L’artillerie française parvient à faire cesser ce bombardement par un violent tir de contre-batterie. Il est alors 12 h 50.
À 13 h 55, deux compagnies de renfort sont demandées. Trois médecins arrivent à 14 heures. Les évacuations des nombreux soldats français gazés se font dans le calme et l’ordre. En raison du grand nombre d’hommes à évacuer, une nouvelle demande de renfort de deux compagnies est formulée. Elles arrivent à 22 heures.
Pendant la nuit, une demi-compagnie du génie intervient pour réparer, dans les deux secteurs, les dégâts les plus importants. Grâce à l’arrivée rapide des renforts et à l’énergie déployée par la troupe en fin de journée, la valeur défensive de la position demeure solide.
Le lendemain, 20 octobre, vers 16 heures, l’ennemi reprend un violent bombardement à l’aide d’obus asphyxiants sur l’aile droite des positions françaises, tout en pilonnant le village de Sillery et le canal.
À 16 h 15, on entend en première ligne le sifflement sourd, caractéristique d’une nouvelle émission de gaz toxiques. Une vague très dense et haute de gaz s’avance. Au même moment, une fusillade intense éclate sur les tranchées de première ligne. Une nouvelle fois, l’artillerie française déclenche un tir de barrage.
Une accalmie survient à 22 h 30. On apprend alors que la majorité des hommes encore en première ligne sont intoxiqués et hors d’état de combattre.
Dans la nuit du 21 au 22 octobre, le régiment est regroupé au repos à Écueil et Chamery. Pierre, gravement intoxiqué au cours des combats, est évacué vers l’ambulance N°15 du groupe 17 à Épernay. Il y décède le 21 octobre 1915 à 22 h 45, d’une « asphyxie par gaz suffocant ».
Au terme de ces deux jours d’affrontement, le régiment déplore un total de 11 officiers et 1 024 hommes de troupe hors de combat.
Par la suite, le 291ᵉ RIT reste dans la région de Reims pour participer à la construction d’une voie de chemin de fer, et ce jusqu’à la fin de 1916. Il prend ensuite part à l’offensive du Chemin des Dames en avril 1917. Le régiment est dissous le 23 septembre 1917, dans le cadre de réorganisations de l’armée de terre.

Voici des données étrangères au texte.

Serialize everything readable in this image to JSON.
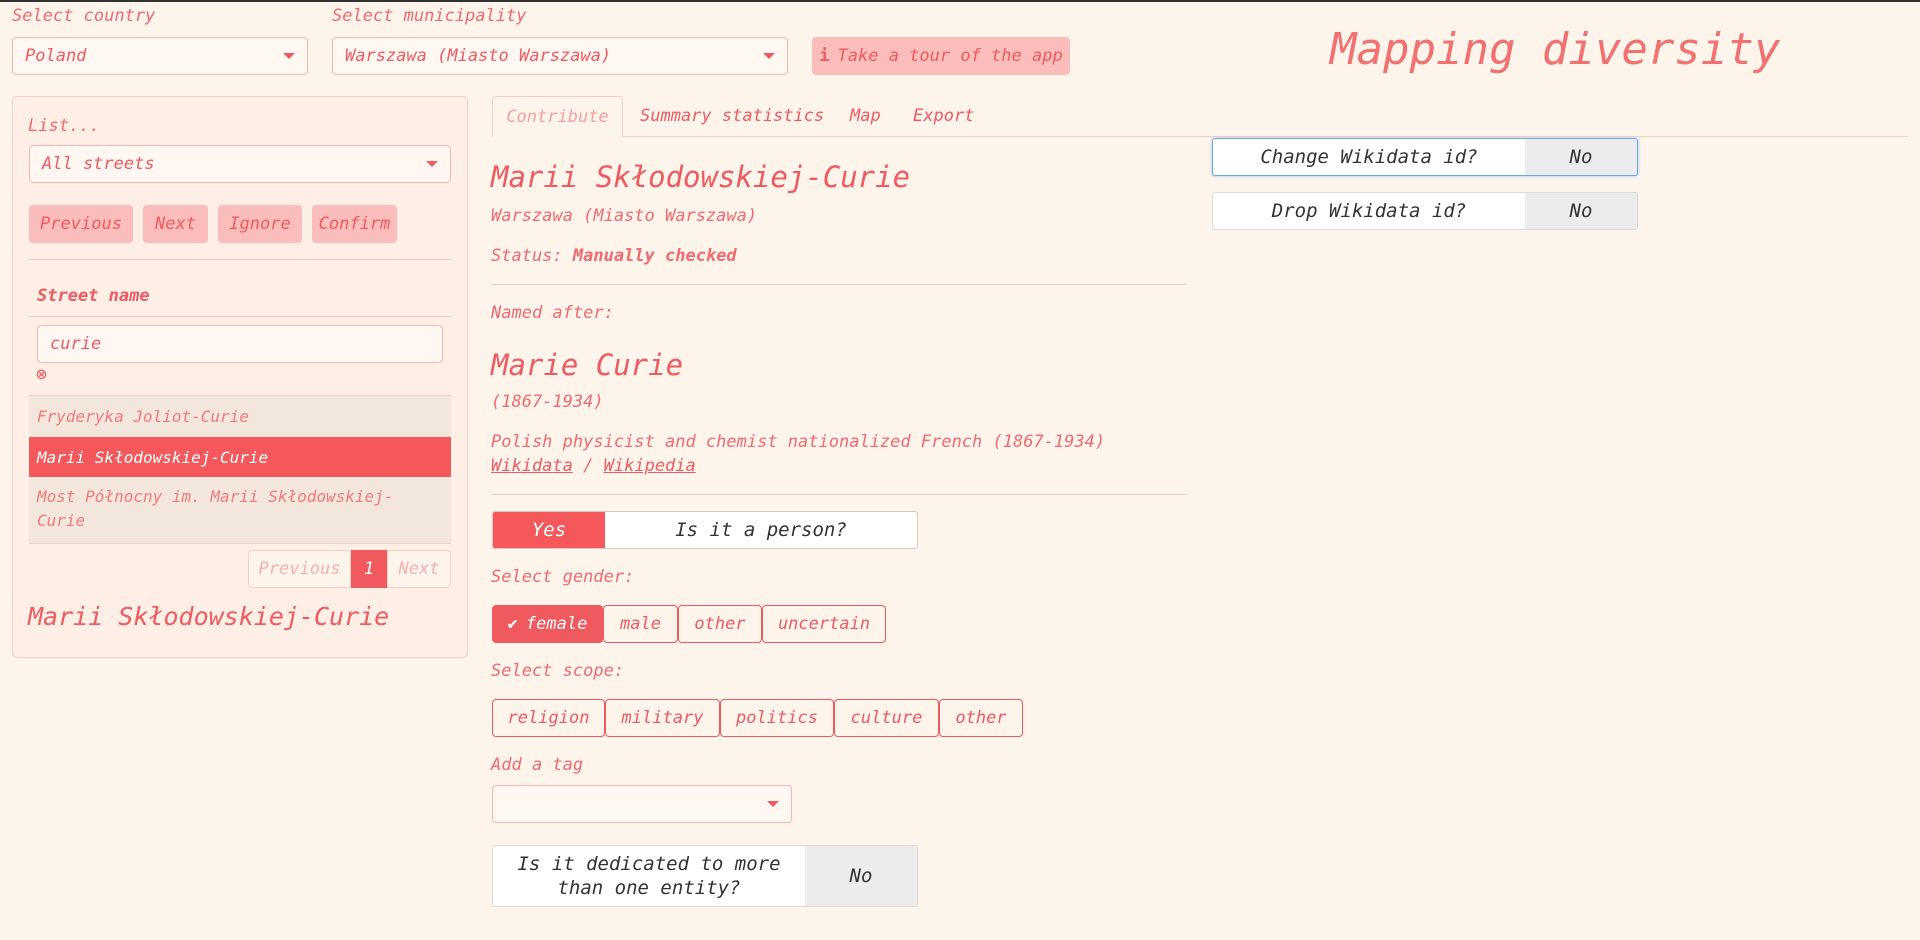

La famille a demandé la restitution du corps de Pierre. Il est inhumé à Préfailles le 9 juillet 1921. Sa tombe a été reprise par la commune.

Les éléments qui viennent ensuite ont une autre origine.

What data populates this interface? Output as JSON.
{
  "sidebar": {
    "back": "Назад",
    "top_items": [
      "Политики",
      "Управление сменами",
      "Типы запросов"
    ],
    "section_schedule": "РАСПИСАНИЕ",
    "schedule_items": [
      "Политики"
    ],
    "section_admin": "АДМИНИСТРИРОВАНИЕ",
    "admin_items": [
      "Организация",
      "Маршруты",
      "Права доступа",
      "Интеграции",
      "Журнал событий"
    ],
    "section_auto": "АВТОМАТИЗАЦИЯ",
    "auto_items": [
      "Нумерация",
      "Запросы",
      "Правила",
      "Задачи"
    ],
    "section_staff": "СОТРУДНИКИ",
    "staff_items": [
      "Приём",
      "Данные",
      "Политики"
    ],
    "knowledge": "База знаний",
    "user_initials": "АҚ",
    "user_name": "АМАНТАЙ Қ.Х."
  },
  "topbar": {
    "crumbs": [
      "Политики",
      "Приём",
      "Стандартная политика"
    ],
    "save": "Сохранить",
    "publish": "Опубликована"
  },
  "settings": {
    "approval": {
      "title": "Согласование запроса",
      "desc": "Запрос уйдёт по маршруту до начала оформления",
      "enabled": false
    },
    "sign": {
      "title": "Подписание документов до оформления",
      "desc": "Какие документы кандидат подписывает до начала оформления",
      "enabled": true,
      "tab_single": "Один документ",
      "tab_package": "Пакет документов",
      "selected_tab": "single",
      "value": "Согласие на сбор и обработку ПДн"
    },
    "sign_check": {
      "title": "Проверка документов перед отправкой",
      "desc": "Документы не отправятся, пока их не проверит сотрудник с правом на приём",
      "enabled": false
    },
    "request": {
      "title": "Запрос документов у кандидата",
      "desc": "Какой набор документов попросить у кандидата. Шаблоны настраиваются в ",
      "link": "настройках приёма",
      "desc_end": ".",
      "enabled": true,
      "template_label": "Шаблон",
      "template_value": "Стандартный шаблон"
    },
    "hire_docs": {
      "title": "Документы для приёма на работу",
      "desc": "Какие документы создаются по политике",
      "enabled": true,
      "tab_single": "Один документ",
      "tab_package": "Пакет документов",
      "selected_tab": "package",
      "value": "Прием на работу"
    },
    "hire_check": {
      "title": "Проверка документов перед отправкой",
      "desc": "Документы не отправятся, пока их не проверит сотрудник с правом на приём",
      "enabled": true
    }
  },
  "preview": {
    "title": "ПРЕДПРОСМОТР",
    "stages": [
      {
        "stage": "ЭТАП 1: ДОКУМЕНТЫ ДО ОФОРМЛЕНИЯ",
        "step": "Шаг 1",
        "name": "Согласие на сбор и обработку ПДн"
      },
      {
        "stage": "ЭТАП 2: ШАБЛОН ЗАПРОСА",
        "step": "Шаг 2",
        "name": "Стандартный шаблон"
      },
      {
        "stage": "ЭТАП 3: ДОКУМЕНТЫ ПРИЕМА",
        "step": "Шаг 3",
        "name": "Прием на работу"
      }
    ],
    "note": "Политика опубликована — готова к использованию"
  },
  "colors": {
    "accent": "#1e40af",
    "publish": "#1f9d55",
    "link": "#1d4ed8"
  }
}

Le père de Pierre, est décédé en 1900. En raison des difficultés financières de la famille du défunt, un secours immédiat de 150 francs est versé à l’un des frères de Pierre, le 16 mai 1916, par le 78ᵉ RI.
Sa sœur Alexandrine épouse Alexandre BONHOMMEAU.
Jean décède en 1959 à Saint-Nazaire à l'âge de 81 ans.
François épouse en première noce Léontine BIRET et en seconde, Joséphine ELIARD.
Auguste épouse Marie BOUÉ.
Sources primaires et documentation
Ces sources fondamentales ont permis de vérifier et d'établir le récit de cette biographie.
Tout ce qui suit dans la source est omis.